The power of quango members - who run NHS trusts, opted-out schools and Training and Enterprise Councils, and control dozens of other areas of public life - now rivals that of elected local government in Britain, it says.
There are 73,000 'quangocrats', appointed by Whitehall and largely Conservative in politics; about 60,000 of them run local services. They outnumber the 25,000 elected local councillors by three to one.
'There has been a vast expansion of extra-government organisations wielding far greater powers over everyday life in Britain and spending far more public money than ever before,' concludes the report by the group, Democratic Audit.
The majority of quangos cannot be investigated by ombudsmen or audited by the National Audit Office. The public cannot see their papers, attend their meetings or study registers of members' interests.
The study identified 5,521 government quangos (one for every 10,000 people in the country) operating in Britain in 1993. They cost the taxpayer pounds 46.6bn - 30 per cent of all public spending. The number of quangos discovered, and their cost, is far higher than even Labour and Liberal Democrat critics had assumed.
The report will be discussed by MPs at a meeting in the Commons on Wednesday and will be given as evidence to the all-party Treasury Select Committee inquiry into the future of the Civil Service.
Opposition politicians said yesterday that the report exposed the ''astonishing' power of the new breed of agencies appointed by ministers and answerable only to ministers.
Michael Meacher, Labour's spokesman on the Civil Service, said: 'What the study reveals is that the Government's creatures are now overriding and ignoring local wishes. Democratic local government is being dismembered and replaced by quangos staffed by men and women completely unknown to local people.'
He said Labour would democratise local decision-making and not simply replace Tory quangos with Labour ones.
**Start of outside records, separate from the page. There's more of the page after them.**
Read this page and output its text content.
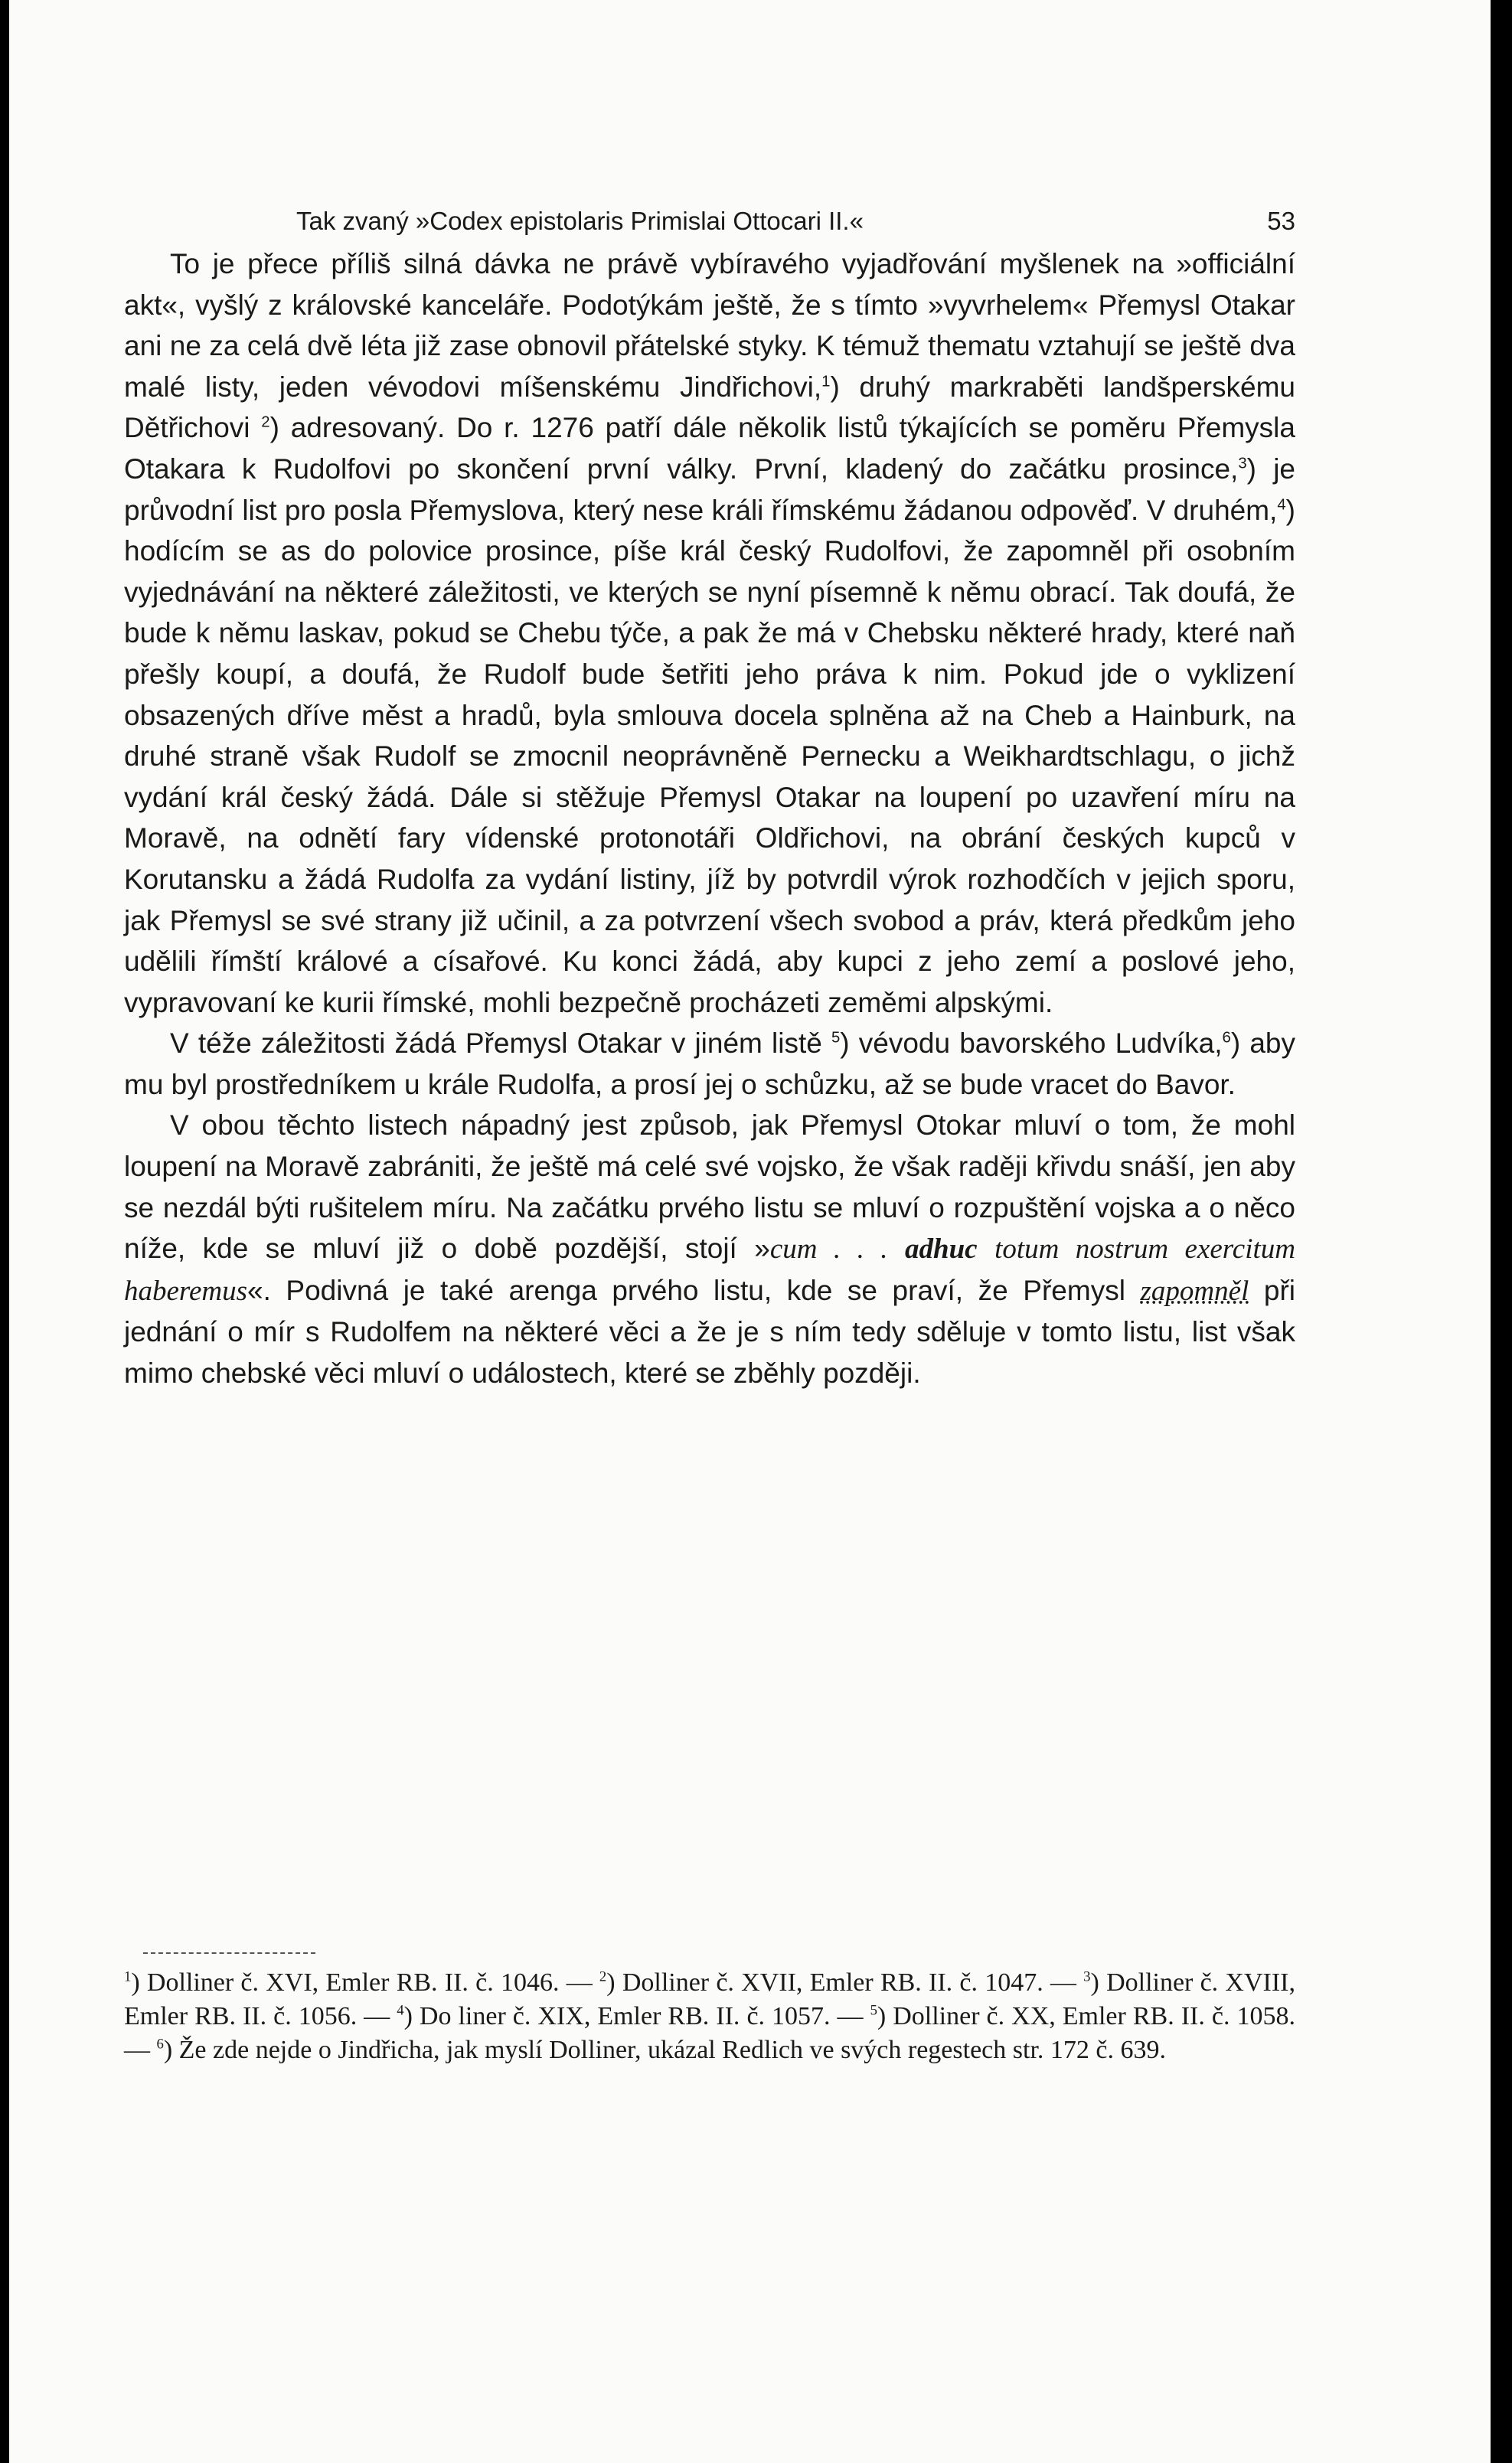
Tak zvaný »Codex epistolaris Primislai Ottocari II.«	53

To je přece příliš silná dávka ne právě vybíravého vyjadřování myšlenek na »officiální akt«, vyšlý z královské kanceláře. Podotýkám ještě, že s tímto »vyvrhelem« Přemysl Otakar ani ne za celá dvě léta již zase obnovil přátelské styky. K témuž thematu vztahují se ještě dva malé listy, jeden vévodovi míšenskému Jindřichovi,$^1$) druhý markraběti landšperskému Dětřichovi $^2$) adresovaný. Do r. 1276 patří dále několik listů týkajících se poměru Přemysla Otakara k Rudolfovi po skončení první války. První, kladený do začátku prosince,$^3$) je průvodní list pro posla Přemyslova, který nese králi římskému žádanou odpověď. V druhém,$^4$) hodícím se as do polovice prosince, píše král český Rudolfovi, že zapomněl při osobním vyjednávání na některé záležitosti, ve kterých se nyní písemně k němu obrací. Tak doufá, že bude k němu laskav, pokud se Chebu týče, a pak že má v Chebsku některé hrady, které naň přešly koupí, a doufá, že Rudolf bude šetřiti jeho práva k nim. Pokud jde o vyklizení obsazených dříve měst a hradů, byla smlouva docela splněna až na Cheb a Hainburk, na druhé straně však Rudolf se zmocnil neoprávněně Pernecku a Weikhardtschlagu, o jichž vydání král český žádá. Dále si stěžuje Přemysl Otakar na loupení po uzavření míru na Moravě, na odnětí fary vídenské protonotáři Oldřichovi, na obrání českých kupců v Korutansku a žádá Rudolfa za vydání listiny, jíž by potvrdil výrok rozhodčích v jejich sporu, jak Přemysl se své strany již učinil, a za potvrzení všech svobod a práv, která předkům jeho udělili římští králové a císařové. Ku konci žádá, aby kupci z jeho zemí a poslové jeho, vypravovaní ke kurii římské, mohli bezpečně procházeti zeměmi alpskými.

V téže záležitosti žádá Přemysl Otakar v jiném listě $^5$) vévodu bavorského Ludvíka,$^6$) aby mu byl prostředníkem u krále Rudolfa, a prosí jej o schůzku, až se bude vracet do Bavor.

V obou těchto listech nápadný jest způsob, jak Přemysl Otokar mluví o tom, že mohl loupení na Moravě zabrániti, že ještě má celé své vojsko, že však raději křivdu snáší, jen aby se nezdál býti rušitelem míru. Na začátku prvého listu se mluví o rozpuštění vojska a o něco níže, kde se mluví již o době pozdější, stojí »cum . . . adhuc totum nostrum exercitum haberemus«. Podivná je také arenga prvého listu, kde se praví, že Přemysl zapomněl při jednání o mír s Rudolfem na některé věci a že je s ním tedy sděluje v tomto listu, list však mimo chebské věci mluví o událostech, které se zběhly později.

$^1$) Dolliner č. XVI, Emler RB. II. č. 1046. — $^2$) Dolliner č. XVII, Emler RB. II. č. 1047. — $^3$) Dolliner č. XVIII, Emler RB. II. č. 1056. — $^4$) Do liner č. XIX, Emler RB. II. č. 1057. — $^5$) Dolliner č. XX, Emler RB. II. č. 1058. — $^6$) Že zde nejde o Jindřicha, jak myslí Dolliner, ukázal Redlich ve svých regestech str. 172 č. 639.
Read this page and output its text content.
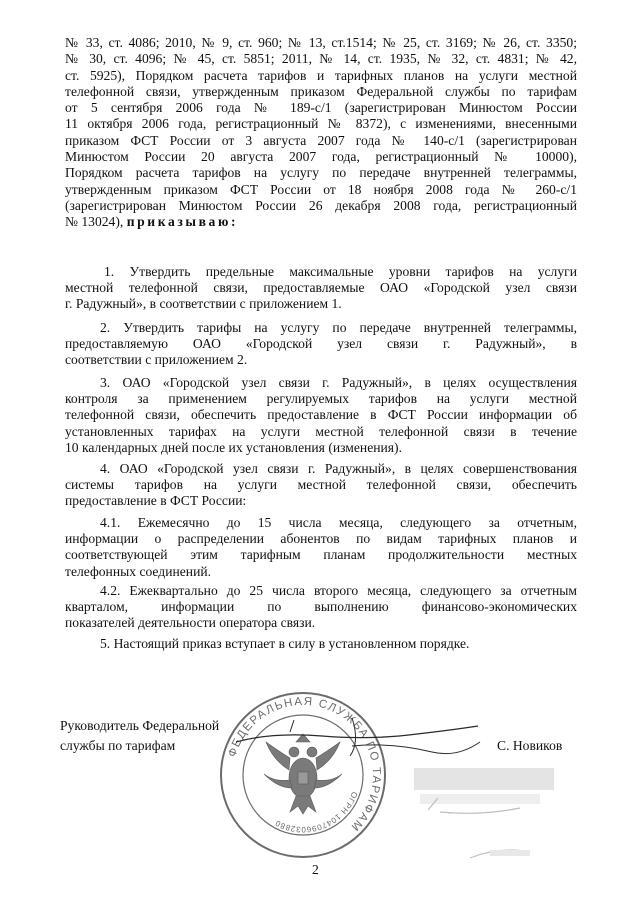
№ 33, ст. 4086; 2010, № 9, ст. 960; № 13, ст.1514; № 25, ст. 3169; № 26, ст. 3350;
№ 30, ст. 4096; № 45, ст. 5851; 2011, № 14, ст. 1935, № 32, ст. 4831; № 42,
ст. 5925), Порядком расчета тарифов и тарифных планов на услуги местной
телефонной связи, утвержденным приказом Федеральной службы по тарифам
от 5 сентября 2006 года № 189-с/1 (зарегистрирован Минюстом России
11 октября 2006 года, регистрационный № 8372), с изменениями, внесенными
приказом ФСТ России от 3 августа 2007 года № 140-с/1 (зарегистрирован
Минюстом России 20 августа 2007 года, регистрационный № 10000),
Порядком расчета тарифов на услугу по передаче внутренней телеграммы,
утвержденным приказом ФСТ России от 18 ноября 2008 года № 260-с/1
(зарегистрирован Минюстом России 26 декабря 2008 года, регистрационный
№ 13024), приказываю:
1. Утвердить предельные максимальные уровни тарифов на услуги
местной телефонной связи, предоставляемые ОАО «Городской узел связи
г. Радужный», в соответствии с приложением 1.
2. Утвердить тарифы на услугу по передаче внутренней телеграммы,
предоставляемую ОАО «Городской узел связи г. Радужный», в
соответствии с приложением 2.
3. ОАО «Городской узел связи г. Радужный», в целях осуществления
контроля за применением регулируемых тарифов на услуги местной
телефонной связи, обеспечить предоставление в ФСТ России информации об
установленных тарифах на услуги местной телефонной связи в течение
10 календарных дней после их установления (изменения).
4. ОАО «Городской узел связи г. Радужный», в целях совершенствования
системы тарифов на услуги местной телефонной связи, обеспечить
предоставление в ФСТ России:
4.1. Ежемесячно до 15 числа месяца, следующего за отчетным,
информации о распределении абонентов по видам тарифных планов и
соответствующей этим тарифным планам продолжительности местных
телефонных соединений.
4.2. Ежеквартально до 25 числа второго месяца, следующего за отчетным
кварталом, информации по выполнению финансово-экономических
показателей деятельности оператора связи.
5. Настоящий приказ вступает в силу в установленном порядке.
ФЕДЕРАЛЬНАЯ СЛУЖБА ПО ТАРИФАМ
ОГРН 1047096032880
Руководитель Федеральной
службы по тарифам	С. Новиков
2
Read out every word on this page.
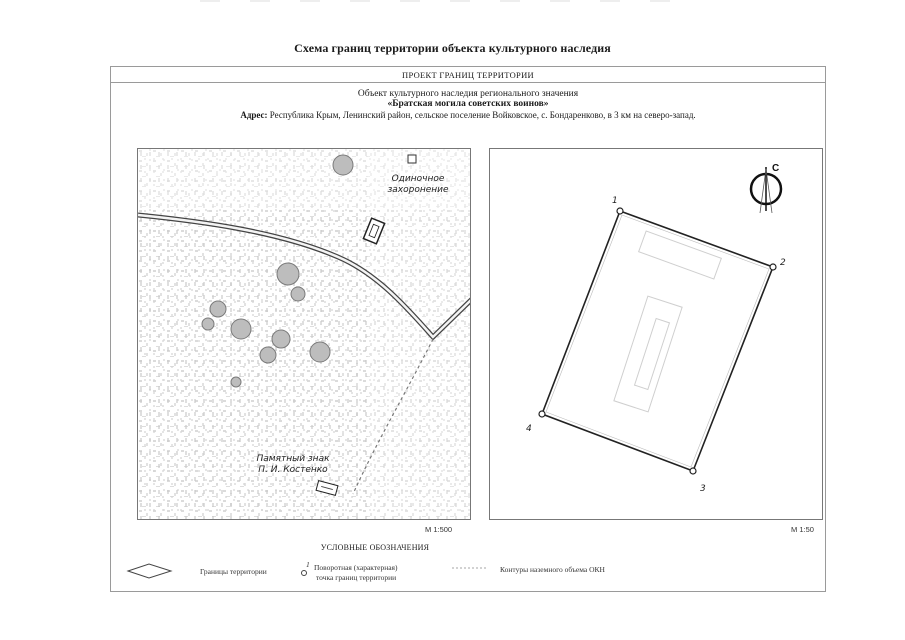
Схема границ территории объекта культурного наследия
ПРОЕКТ ГРАНИЦ ТЕРРИТОРИИ
Объект культурного наследия регионального значения
«Братская могила советских воинов»
Адрес: Республика Крым, Ленинский район, сельское поселение Войковское, с. Бондаренково, в 3 км на северо-запад.
Одиночное
захоронение
Памятный знак
П. И. Костенко
М 1:500
С
1
2
3
4
М 1:50
УСЛОВНЫЕ ОБОЗНАЧЕНИЯ
Границы территории
1 Поворотная (характерная)
точка границ территории
Контуры наземного объема ОКН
Quangos were 'outlaw agencies', which could ignore legal, audit and democratic controls.
Robert Maclennan, Liberal Democrat constitutional affairs spokesman, added: 'The Conservatives have created a second state to rule Britain. There is now an urgent need for massive reform.'
Government ministers have argued that what matters is the quality of services quangos provide, not whether their members are elected or not.